There are many layers in this book that I’m sure I missed because I’m not as familiar with the German references as other readers might be. There are clearly parallels with trees and forests, and more generally an emphasis on the importance of the natural world, but nuances beyond that were lost to me. Nevertheless, I found this quite a compelling read. The first part was obviously comic, and then the second half became much more thickly atmospheric.
I was often puzzled while reading, but by the end I felt as if I’d read something quite profound, something I didn’t altogether get but I was glad to have read and that continues to work itself out in my thoughts.
It’s interesting that you’re read a couple of things lately that start off with the familiar/stereotypical (and therefore transparently legible, maybe) and then fracture or upend that in some way. I’ve been thinking about that in some of my reading this year (Ghost Wall, for one), and how some of these books may also challenge my idea of what “good” fiction is, because they don’t fit my preconceptions, and whether or not that is deliberate. Not sure this is very clear. I’ve been enjoying your blogging burst but not always making time to comment!
Oh, I hadn’t that about it that way but you’re right. I’ve been thinking about how reading translated fiction has changed the way I approach and make sense of novels, and this fits with that. Other literary traditions don’t necessarily have the same beats as US/UK lit fic and they can take me by surprise. (Or sometimes it’s an author doing something different within a tradition, as with your example.)
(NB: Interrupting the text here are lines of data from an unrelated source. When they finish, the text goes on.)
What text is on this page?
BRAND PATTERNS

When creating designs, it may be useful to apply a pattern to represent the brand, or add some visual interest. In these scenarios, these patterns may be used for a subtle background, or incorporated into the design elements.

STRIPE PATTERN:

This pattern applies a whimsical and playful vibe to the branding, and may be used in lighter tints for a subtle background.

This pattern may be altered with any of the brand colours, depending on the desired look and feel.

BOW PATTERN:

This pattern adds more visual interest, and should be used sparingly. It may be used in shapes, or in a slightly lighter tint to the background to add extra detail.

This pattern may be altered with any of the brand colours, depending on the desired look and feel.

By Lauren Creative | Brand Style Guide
I also am trying really hard (partly because my ignorance makes it a better strategy) to read each book in a vacuum and not think of it in relation to other books to the extent I’m able (here I thought of Less but that went away as the book continued). And that changes how I think about them as well, mostly in a good way.
I am enjoying posting my reviews here and occasionally having other stuff. And don’t feel obliged to comment, especially when you’re busy! It’s lovely to have conversation but I’m also reminding myself that part of the pleasure is writing and being read whether people comment or not.